Trying to be an inhouse attorney for a government agency, all of the craziest things that could happen probably did happen. We got voter ID during the time I was there, and worked on elections as well as same sex marriage, which passed, then didn’t pass, was legal, then wasn’t legal… constitutional, not constitutional. And we issued marriage licenses. So, it ended up being very interesting. It’s where I learned that sometimes being a lawyer is more about PR than practicing law.
Then an opportunity to go to Arkansas Blue Cross happened. I did administrative legal appeals for them and learned a lot about insurance. I had been there almost 6 years when I was recruited by Met Life to be US privacy counsel for them. I don’t know that I ever thought I would do privacy. Many people when they think of privacy law think of HIPPA. But there’s much more to it.
DR: Can you talk a bit more about that.
SWG: It becomes more complex every day, with hybrid companies and virtual employees. States have started passing their own consumer privacy protection acts, following California’s lead, who created this monster bill that is filled with things companies must do to protect and safeguard individual privacy. And many other things are being looked at, like mobile payments and ChatGPT.
DR: The program that actually writes for you?
SWG: Yes. One actually passed the bar exam recently. You may think that sounds great but how does it work? What information is it collecting? Where is the data stored? Or in our case, is it doing it on behalf of Met Life? Is it doing it on behalf of the person using it? If we use it do we have an obligation to tell you that we are using it? It might have your information. So, new issues keep arising and the field just keeps growing as technology keeps growing. None of this even existed even when I went to law school.
DR: You’ve had quite a journey since you were a nine-year-old with a dream in Osceola. What do you do in your spare time?

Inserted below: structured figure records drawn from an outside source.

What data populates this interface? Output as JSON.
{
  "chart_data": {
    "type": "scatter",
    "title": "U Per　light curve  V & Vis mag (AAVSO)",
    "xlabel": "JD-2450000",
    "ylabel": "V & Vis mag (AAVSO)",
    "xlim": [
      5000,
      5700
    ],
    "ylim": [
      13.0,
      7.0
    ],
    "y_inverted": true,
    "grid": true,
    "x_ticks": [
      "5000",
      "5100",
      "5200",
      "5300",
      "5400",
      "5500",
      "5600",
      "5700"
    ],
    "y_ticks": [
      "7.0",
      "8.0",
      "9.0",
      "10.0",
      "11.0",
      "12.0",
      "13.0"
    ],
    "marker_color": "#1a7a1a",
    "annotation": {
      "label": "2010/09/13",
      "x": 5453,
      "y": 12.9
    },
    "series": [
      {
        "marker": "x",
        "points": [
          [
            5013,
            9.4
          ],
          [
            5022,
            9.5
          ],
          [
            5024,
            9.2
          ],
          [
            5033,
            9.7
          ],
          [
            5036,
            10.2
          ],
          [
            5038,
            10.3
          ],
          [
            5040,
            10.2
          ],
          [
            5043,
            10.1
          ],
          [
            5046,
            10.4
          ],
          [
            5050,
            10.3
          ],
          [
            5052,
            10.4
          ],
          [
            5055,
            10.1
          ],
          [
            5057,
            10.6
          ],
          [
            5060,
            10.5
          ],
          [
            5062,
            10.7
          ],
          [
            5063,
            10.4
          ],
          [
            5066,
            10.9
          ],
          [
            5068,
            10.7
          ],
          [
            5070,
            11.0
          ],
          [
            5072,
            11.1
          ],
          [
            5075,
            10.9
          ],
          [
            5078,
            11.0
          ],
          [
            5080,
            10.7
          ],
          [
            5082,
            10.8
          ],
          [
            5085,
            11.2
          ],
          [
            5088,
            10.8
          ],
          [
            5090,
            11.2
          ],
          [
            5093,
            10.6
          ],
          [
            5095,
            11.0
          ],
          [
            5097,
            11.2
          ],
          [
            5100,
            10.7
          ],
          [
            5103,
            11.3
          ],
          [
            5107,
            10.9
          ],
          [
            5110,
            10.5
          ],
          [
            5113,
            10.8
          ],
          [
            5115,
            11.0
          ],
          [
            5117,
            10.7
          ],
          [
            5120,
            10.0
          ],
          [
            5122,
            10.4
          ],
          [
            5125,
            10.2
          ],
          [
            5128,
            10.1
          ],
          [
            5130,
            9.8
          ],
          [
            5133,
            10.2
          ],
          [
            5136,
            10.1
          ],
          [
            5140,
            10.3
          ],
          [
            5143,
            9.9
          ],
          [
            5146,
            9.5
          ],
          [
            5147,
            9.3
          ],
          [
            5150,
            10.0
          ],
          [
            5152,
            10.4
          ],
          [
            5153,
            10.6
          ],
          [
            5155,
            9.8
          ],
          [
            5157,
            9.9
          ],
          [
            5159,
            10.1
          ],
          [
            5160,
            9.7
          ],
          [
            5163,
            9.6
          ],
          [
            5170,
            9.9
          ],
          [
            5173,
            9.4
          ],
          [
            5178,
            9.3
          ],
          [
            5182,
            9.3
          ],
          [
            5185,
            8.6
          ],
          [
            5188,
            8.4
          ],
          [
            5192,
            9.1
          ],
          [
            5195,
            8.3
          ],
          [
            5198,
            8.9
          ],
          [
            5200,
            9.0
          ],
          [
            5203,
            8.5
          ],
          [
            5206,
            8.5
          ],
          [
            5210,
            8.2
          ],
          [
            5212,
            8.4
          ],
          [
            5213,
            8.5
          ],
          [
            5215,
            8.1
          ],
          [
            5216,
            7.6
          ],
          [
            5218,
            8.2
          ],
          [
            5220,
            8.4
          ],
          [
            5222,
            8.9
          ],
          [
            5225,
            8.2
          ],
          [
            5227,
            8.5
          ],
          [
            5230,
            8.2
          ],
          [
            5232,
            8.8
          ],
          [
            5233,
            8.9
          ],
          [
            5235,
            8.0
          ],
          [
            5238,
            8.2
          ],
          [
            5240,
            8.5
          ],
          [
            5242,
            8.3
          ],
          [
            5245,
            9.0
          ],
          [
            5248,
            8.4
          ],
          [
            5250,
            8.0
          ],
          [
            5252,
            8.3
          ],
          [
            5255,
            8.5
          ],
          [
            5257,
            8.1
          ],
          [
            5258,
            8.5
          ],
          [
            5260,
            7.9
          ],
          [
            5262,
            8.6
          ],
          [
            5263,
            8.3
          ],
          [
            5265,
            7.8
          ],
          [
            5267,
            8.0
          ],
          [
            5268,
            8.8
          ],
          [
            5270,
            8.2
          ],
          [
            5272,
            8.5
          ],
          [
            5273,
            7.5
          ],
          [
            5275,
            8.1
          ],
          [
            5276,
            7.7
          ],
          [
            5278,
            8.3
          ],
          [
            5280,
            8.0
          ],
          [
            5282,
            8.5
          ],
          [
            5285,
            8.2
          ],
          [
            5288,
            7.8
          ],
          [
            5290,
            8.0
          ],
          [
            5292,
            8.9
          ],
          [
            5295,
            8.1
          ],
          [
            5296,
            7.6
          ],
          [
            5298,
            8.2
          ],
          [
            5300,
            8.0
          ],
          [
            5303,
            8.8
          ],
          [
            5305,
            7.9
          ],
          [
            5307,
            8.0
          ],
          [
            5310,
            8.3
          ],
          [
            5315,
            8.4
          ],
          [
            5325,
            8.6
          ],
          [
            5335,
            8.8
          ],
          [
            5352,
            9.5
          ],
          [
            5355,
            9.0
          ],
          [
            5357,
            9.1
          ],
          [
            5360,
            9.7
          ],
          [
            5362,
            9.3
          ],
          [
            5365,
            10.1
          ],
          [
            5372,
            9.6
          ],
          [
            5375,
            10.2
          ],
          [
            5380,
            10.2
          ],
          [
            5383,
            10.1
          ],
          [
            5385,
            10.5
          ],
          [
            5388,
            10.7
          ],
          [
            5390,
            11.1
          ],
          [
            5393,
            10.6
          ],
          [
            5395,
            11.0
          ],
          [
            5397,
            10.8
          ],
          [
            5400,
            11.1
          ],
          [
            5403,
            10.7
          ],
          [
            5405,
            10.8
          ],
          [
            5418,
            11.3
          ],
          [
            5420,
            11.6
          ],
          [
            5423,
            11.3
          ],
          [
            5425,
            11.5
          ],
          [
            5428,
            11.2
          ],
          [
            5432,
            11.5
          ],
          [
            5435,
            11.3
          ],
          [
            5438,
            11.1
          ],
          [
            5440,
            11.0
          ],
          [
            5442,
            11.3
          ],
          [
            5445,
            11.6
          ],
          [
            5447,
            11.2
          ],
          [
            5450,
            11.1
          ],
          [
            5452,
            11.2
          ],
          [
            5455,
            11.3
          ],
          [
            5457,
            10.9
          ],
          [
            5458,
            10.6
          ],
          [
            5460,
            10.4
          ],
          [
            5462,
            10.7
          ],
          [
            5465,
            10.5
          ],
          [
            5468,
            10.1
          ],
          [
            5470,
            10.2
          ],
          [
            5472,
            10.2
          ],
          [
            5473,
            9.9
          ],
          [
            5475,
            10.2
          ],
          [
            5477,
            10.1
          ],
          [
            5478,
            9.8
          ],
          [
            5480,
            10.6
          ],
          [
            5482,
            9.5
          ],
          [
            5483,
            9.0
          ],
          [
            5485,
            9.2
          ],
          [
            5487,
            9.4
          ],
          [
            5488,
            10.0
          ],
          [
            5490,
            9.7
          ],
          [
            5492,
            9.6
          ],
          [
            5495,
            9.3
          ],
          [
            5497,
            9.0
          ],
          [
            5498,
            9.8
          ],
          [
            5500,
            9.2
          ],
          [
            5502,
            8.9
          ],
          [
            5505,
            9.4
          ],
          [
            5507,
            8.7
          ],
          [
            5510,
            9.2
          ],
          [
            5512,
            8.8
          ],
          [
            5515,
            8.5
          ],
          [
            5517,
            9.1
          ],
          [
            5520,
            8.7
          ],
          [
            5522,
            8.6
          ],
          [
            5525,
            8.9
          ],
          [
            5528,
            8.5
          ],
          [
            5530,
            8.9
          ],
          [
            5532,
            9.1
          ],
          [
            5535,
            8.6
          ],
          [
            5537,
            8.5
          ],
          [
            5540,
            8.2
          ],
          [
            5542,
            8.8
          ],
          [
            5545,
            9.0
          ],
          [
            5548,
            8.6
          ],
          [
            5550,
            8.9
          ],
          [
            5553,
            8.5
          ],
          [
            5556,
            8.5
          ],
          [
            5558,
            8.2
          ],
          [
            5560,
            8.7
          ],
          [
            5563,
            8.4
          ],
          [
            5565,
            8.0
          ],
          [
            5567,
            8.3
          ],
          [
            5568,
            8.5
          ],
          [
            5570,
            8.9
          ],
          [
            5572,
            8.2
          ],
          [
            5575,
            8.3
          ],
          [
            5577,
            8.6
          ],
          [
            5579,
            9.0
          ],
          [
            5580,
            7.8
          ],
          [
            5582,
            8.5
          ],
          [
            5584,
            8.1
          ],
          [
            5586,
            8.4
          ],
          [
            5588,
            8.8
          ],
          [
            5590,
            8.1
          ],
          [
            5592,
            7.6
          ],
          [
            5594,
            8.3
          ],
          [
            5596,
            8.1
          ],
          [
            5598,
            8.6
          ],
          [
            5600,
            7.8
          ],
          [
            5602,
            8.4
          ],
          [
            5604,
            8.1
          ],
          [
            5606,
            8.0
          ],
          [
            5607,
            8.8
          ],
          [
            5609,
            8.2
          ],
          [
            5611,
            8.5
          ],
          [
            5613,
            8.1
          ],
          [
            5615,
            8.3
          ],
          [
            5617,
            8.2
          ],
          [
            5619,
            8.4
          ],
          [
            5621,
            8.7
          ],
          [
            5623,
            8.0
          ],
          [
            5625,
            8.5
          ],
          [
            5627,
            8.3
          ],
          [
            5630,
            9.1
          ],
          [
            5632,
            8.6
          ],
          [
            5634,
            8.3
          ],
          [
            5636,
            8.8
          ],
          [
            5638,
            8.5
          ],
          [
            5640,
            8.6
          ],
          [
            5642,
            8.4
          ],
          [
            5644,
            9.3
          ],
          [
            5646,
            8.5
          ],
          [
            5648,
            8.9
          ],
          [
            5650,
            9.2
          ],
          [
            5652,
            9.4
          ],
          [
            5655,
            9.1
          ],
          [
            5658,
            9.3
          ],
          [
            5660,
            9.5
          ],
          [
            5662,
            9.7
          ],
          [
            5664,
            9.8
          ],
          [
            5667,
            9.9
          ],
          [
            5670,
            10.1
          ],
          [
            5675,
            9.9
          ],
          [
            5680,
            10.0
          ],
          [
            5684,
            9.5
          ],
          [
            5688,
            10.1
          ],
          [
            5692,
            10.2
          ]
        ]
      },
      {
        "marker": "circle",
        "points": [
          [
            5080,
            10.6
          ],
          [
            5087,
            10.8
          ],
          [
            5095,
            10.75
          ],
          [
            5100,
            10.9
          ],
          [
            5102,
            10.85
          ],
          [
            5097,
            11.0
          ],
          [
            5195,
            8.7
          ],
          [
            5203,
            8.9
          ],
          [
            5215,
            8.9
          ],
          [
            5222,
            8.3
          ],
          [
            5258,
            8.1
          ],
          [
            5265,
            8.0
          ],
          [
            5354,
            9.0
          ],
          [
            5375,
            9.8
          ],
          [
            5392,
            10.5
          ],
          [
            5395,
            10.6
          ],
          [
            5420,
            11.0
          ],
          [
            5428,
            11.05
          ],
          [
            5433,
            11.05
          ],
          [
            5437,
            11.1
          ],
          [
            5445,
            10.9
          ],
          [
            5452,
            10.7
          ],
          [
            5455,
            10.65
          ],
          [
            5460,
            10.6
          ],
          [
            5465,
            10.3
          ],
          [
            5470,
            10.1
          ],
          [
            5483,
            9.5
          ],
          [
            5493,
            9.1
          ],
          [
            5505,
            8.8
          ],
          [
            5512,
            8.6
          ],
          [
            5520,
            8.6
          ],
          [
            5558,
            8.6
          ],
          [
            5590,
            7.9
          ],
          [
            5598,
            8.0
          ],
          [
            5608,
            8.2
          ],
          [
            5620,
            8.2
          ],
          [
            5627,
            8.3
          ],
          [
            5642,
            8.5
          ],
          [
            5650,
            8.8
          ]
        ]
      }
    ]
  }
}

SWG: That would be my son Sebastian. We call him Bash. He will be six in May. He’s bossy. We joke that he is going to be a trial lawyer. I joke he’s a better lawyer than I ever thought about being.
DR: Bash likes to argue?
SWG: I have never seen a person who can negotiate so well. He’s very thoughtful and pays attention to stuff and remembers everything. He’ll say, “No no no no no, we agreed, you promised.” He remembers all these things from forever ago. His dad is like, “Stop bickering with your momma. Stop being a lawyer.” We joke about it all the time, that he’ll be the trial lawyer that I wasn’t brave enough to be. My former boss would always joke and say Sebastian needs to come and work for me.
He’s learning to speak German at Gibbs. He picked it over French and Spanish. He loves German and now he keeps speaking to me in German all the time. I can’t speak German. I was telling someone else about it and said I wanted him to take Spanish but he chose German. And he says, “She wanted me to take Spanish because she knows a little bit of Spanish.” So that’s what I deal with every day with a six-year-old.
DR: It’s been a pleasure Shana and we look forward to interviewing Bash someday.